<h1> <center> Assignment 06: Dynamic Indexing Algorithm </center>  </h1>

#### Following Python code is generated from one of the GenAI tool.

In [1]:
import os
from collections import defaultdict

class IndexSegment:
    def __init__(self):
        self.index = defaultdict(list)
    
    def add_document(self, doc_id, content):
        terms = content.lower().split() 
        for position, term in enumerate(terms):
            self.index[term].append((doc_id, position))
    
    def merge(self, other):
        for term, postings in other.index.items():
            self.index[term].extend(postings)
        return self
    
    
class DynamicIndex:
    def __init__(self, merge_threshold=2, buffer_size=5):
        self.segments = []
        self.merge_threshold = merge_threshold
        self.buffer_size = buffer_size
        self.buffer = IndexSegment()
        self.buffer_count = 0
    
    def add_document(self, doc_id, content):
        self.buffer.add_document(doc_id, content)
        self.buffer_count += 1
        
        if self.buffer_count >= self.buffer_size:
            self._flush_buffer()
    
    def _flush_buffer(self):
        if self.buffer_count > 0:
            self.segments.append(self.buffer)
            self.buffer = IndexSegment()
            self.buffer_count = 0
            self._merge_segments()
    
    def _merge_segments(self):
        i = 0
        while i < len(self.segments) - 1:
            if len(self.segments) - i >= self.merge_threshold:
                merged = self.segments[i]
                for j in range(1, self.merge_threshold):
                    merged = merged.merge(self.segments[i + j])
                self.segments[i] = merged
                del self.segments[i + 1 : i + self.merge_threshold]
            i += 1
    
    def search(self, query):
        results = []
        for segment in self.segments:
            results.extend(segment.index.get(query.lower(), []))

        results.extend(self.buffer.index.get(query.lower(), []))
        return results
    
    def update_document(self, doc_id, new_content):

        for segment in self.segments:
            segment.index = defaultdict(list, {term: [(d, p) for d, p in postings if d != doc_id] 
                                               for term, postings in segment.index.items()})
        self.buffer.index = defaultdict(list, {term: [(d, p) for d, p in postings if d != doc_id] 
                                               for term, postings in self.buffer.index.items()})
        self.add_document(doc_id, new_content)

### 1. Go through the code.

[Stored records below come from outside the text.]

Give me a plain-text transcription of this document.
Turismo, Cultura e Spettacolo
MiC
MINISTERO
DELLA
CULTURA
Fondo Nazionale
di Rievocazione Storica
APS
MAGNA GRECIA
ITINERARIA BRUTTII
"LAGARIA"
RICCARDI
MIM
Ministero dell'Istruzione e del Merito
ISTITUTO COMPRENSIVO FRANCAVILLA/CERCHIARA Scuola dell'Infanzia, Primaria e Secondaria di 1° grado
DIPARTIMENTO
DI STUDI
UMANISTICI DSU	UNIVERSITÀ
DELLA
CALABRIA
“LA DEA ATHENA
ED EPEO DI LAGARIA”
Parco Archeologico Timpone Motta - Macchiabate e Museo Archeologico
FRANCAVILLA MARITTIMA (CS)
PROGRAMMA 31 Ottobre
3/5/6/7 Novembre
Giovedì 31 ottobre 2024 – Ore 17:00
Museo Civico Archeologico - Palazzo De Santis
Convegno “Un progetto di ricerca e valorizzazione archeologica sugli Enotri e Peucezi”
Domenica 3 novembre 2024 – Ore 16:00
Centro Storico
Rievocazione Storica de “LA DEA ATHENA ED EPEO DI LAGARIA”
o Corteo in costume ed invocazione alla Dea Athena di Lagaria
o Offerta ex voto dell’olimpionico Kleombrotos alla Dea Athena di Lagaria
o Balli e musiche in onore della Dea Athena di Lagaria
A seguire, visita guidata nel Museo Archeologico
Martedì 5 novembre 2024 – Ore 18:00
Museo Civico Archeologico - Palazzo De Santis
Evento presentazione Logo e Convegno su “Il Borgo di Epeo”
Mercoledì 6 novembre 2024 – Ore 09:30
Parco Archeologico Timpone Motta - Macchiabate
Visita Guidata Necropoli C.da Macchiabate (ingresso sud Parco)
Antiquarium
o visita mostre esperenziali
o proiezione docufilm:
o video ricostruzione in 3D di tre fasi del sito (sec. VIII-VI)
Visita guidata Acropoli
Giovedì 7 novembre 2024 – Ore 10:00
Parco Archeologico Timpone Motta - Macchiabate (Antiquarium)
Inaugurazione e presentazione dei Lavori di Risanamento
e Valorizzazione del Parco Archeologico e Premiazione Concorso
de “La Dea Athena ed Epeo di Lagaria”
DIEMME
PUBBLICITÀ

Write the Driver Code to execute the Dynamic Indexing. 
[Try with dummy Data without reading files from secondary storage]

### 2. Write Explaination for each Method in both the classes.

### 3. Explain merge_threshold and buffer_size in the context on this code.

### 4. Next, execute the code on the 1000 documents dataset. https://www.kaggle.com/datasets/jensenbaxter/10dataset-text-document-classification

### 5. Write the driver code to execute the search document functionality. [Execute 2-3 examples]